A família e a comunidade são espaços de solidariedade, de entreajuda e de disponibilidade para o próximo. A preocupação e a ajuda aos mais velhos, aos doentes e aos que sofrem constituem princípios fundadores da sociedade. As propostas sobre a eutanásia contrariam o princípio da solidariedade com os mais frágeis e constituem um ato de egoísmo, de indiferença e de desistência.
O debate que ocorreu sobre a eutanásia não suscitou a adesão das pessoas, não promoveu o esclarecimento sobre conceitos que se confundem com a eutanásia, não informou sobre práticas legais que podem responder a algumas das preocupações de quem defende a eutanásia, nem permitiu formar uma vontade clara da sociedade a favor desta questão. Ainda assim, o debate permitiu evidenciar a insuficiência de cuidados paliativos assegurados pelo Estado e que são parte da motivação de muitos para defenderem a eutanásia.
A discussão sobre a eutanásia permitiu reunir a opinião desfavorável da generalidade dos profissionais de saúde e em particular da comunidade médica, com a totalidade dos antigos bastonários da Ordem dos Médicos, bem como do atual Bastonário, a recusarem as propostas em causa.

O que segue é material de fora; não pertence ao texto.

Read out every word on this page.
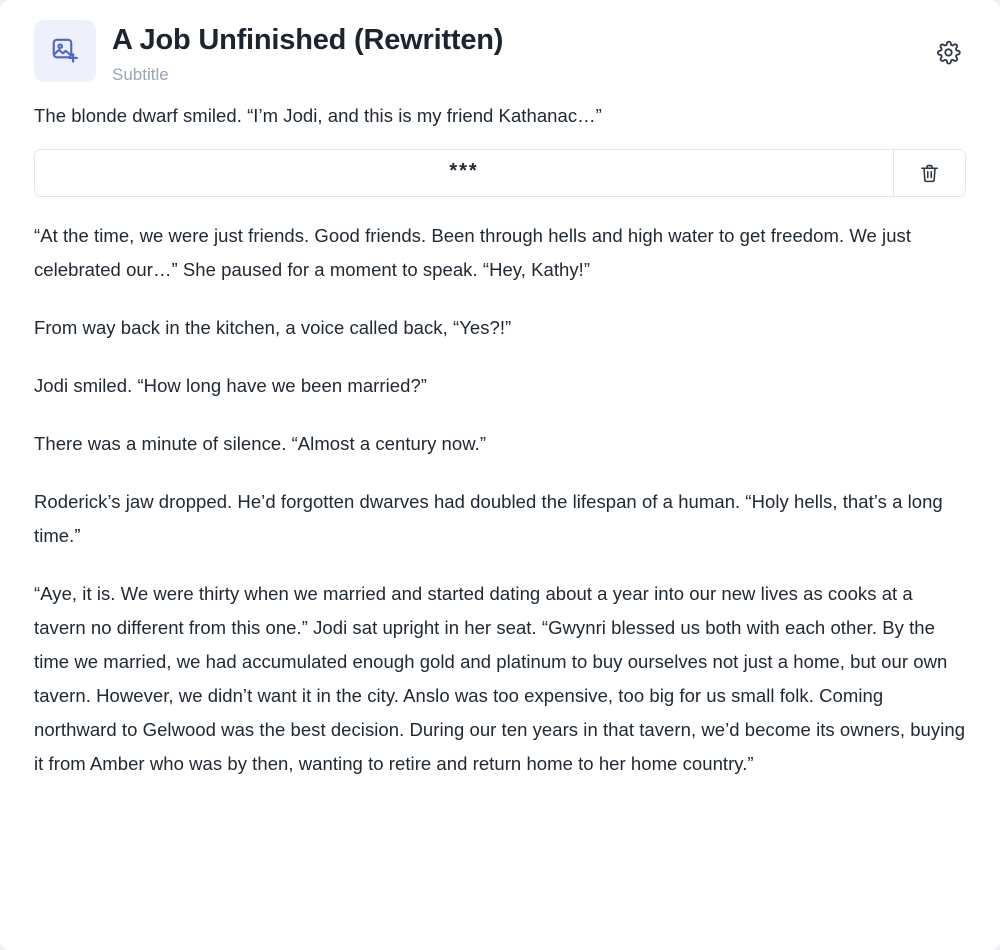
A Job Unfinished (Rewritten)
Subtitle

The blonde dwarf smiled. “I’m Jodi, and this is my friend Kathanac…”

***

“At the time, we were just friends. Good friends. Been through hells and high water to get freedom. We just celebrated our…” She paused for a moment to speak. “Hey, Kathy!”

From way back in the kitchen, a voice called back, “Yes?!”

Jodi smiled. “How long have we been married?”

There was a minute of silence. “Almost a century now.”

Roderick’s jaw dropped. He’d forgotten dwarves had doubled the lifespan of a human. “Holy hells, that’s a long time.”

“Aye, it is. We were thirty when we married and started dating about a year into our new lives as cooks at a tavern no different from this one.” Jodi sat upright in her seat. “Gwynri blessed us both with each other. By the time we married, we had accumulated enough gold and platinum to buy ourselves not just a home, but our own tavern. However, we didn’t want it in the city. Anslo was too expensive, too big for us small folk. Coming northward to Gelwood was the best decision. During our ten years in that tavern, we’d become its owners, buying it from Amber who was by then, wanting to retire and return home to her home country.”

Ficou ainda a saber-se que são escassos os países em que a eutanásia é permitida e da perigosa evolução das leis nesses países com exemplos de um alargamento sucessivo dos casos em que tal é permitido, ao ponto de se ter evoluído para situações de eutanásia a crianças, a dementes ou até a idosos simplesmente pelo facto de manifestarem vontade de colocarem fim à vida. Trata-se de uma rampa deslizante que rapidamente pode caminhar para a banalização.
A legalização da eutanásia não consta do programa eleitoral de nenhum partido e apenas o PAN referia a intenção de ‘abrir a discussão’. Nenhum partido assumiu a intenção de promover a legalização da eutanásia. Tratando-se de uma questão tão relevante, não é aceitável que agora pretendam efetuar tal alteração, ou que a viabilizem sem terem assumido eleitoralmente essa posição. Um programa eleitoral é um contrato de confiança com os eleitores e no caso da eutanásia, pela sua relevância, propor ou viabilizar sem que tal tivesse sido declarado coloca em causa a relação de confiança com os cidadãos.
Os deputados representam os eleitores, não se representam a si próprios. O sentido de voto de cada deputado deve ser balizado pelo respeito pelo programa eleitoral que sustentou a sua eleição e com a preocupação de corresponder à expectativa dos eleitores que representa. Assim se respeita o mandato obtido e se promove a confiança dos cidadãos nas instituições e na democracia.
No próximo dia 29 de maio o Parlamento vai decidir sobre a eutanásia no contexto de uma agenda ideológica de desconstrução do atual modelo de sociedade, sem ponderação suficiente, sem certeza sobre as consequências desta ‘abertura de porta’, sem consideração pela opinião médica e, sobretudo, sem ter assumido antecipadamente essa intenção. Ninguém, em consciência, pode assegurar qual o sentimento maioritário da sociedade portuguesa em relação à eutanásia e por isso, na dúvida, é prudente não correr o risco de cometer um erro ou uma precipitação. A não ser que o objetivo seja mesmo viabilizar uma agenda ideológica.